Overcoming Barriers in Implementing Open Innovation

Many companies today pilot open innovation (OI) and crowdsourcing, but only few are making it a permanent practice. A consortium of six German SMEs finds that OI can radically improve the productivity of technical problem solving, but demands strong internal promoters and dedicated processes to overcome resistance and barriers.

This article identifies 11 different barriers types which may emerge in the course of crowdsourcing for technical problem solving: (1) workflow rigidity; (2) NIH (not-invented-here) syndrome; (3) lack of internal commitment; (4) bottom-up management; (5) insufficient resources; (6) allocating wrong task to pilot; (7) insufficient top management support; (b8) unrealistic expectation; (9) legal barriers; (10) organizational / administrative barriers; (11) and communication barriers.

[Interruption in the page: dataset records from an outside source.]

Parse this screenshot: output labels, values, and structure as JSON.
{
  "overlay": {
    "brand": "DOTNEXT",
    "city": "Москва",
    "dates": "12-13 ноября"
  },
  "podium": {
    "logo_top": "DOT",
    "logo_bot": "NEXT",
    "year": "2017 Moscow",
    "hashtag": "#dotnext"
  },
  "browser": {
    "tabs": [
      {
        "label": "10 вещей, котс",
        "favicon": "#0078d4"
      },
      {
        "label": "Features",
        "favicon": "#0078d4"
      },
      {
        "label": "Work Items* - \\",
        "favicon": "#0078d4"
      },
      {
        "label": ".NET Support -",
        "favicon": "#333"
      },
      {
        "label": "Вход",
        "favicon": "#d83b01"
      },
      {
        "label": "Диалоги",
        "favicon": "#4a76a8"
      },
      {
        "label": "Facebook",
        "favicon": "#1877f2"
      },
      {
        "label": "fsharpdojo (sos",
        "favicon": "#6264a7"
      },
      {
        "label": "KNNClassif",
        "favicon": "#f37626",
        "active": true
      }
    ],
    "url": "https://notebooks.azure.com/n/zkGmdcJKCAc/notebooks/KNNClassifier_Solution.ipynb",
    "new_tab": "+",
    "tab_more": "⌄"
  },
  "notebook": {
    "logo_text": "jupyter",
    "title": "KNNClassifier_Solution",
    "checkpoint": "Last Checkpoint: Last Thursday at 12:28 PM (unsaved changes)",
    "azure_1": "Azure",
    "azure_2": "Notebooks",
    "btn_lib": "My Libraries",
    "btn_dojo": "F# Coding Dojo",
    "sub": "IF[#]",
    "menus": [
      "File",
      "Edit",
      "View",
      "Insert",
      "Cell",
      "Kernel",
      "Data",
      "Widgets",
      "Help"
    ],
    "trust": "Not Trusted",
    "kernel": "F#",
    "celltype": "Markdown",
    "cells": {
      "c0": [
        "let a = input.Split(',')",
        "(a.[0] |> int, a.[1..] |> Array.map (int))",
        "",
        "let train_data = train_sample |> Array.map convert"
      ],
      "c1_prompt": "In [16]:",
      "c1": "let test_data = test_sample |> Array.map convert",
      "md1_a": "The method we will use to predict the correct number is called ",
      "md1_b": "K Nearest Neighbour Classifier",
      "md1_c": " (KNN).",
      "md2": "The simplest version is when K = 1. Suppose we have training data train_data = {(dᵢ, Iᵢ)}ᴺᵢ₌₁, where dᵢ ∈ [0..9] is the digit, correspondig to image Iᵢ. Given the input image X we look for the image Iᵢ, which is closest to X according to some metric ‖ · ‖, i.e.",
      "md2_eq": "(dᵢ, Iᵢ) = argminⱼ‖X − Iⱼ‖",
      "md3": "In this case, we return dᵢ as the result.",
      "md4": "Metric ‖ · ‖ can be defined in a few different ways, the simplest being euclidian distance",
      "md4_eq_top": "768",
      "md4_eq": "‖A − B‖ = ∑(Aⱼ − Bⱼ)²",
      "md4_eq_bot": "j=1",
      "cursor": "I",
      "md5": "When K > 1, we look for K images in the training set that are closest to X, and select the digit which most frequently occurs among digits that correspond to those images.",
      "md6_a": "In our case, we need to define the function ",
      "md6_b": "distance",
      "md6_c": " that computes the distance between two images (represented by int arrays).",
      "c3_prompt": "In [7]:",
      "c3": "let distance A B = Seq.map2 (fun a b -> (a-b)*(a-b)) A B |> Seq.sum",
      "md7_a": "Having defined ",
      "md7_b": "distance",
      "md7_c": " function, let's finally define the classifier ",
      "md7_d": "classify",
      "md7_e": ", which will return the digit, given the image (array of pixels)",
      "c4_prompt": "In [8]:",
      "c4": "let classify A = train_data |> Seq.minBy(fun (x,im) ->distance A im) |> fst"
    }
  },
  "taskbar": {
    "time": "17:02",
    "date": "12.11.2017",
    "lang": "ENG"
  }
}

Researchers at RWTH Aachen University have learned that engaging with powerful minds outside the organization demands powerful support roles within the firm. But there is not one single OI champion. Innovation processes are complex and involve different persons, departments and disciplines. Hence, only a multi-personal role model is effective in providing conditions to overcome inertia in complex innovation projects. Their research shows that a troika of three promoters can help an organization best to overcome the internal forces that hinder open innovation.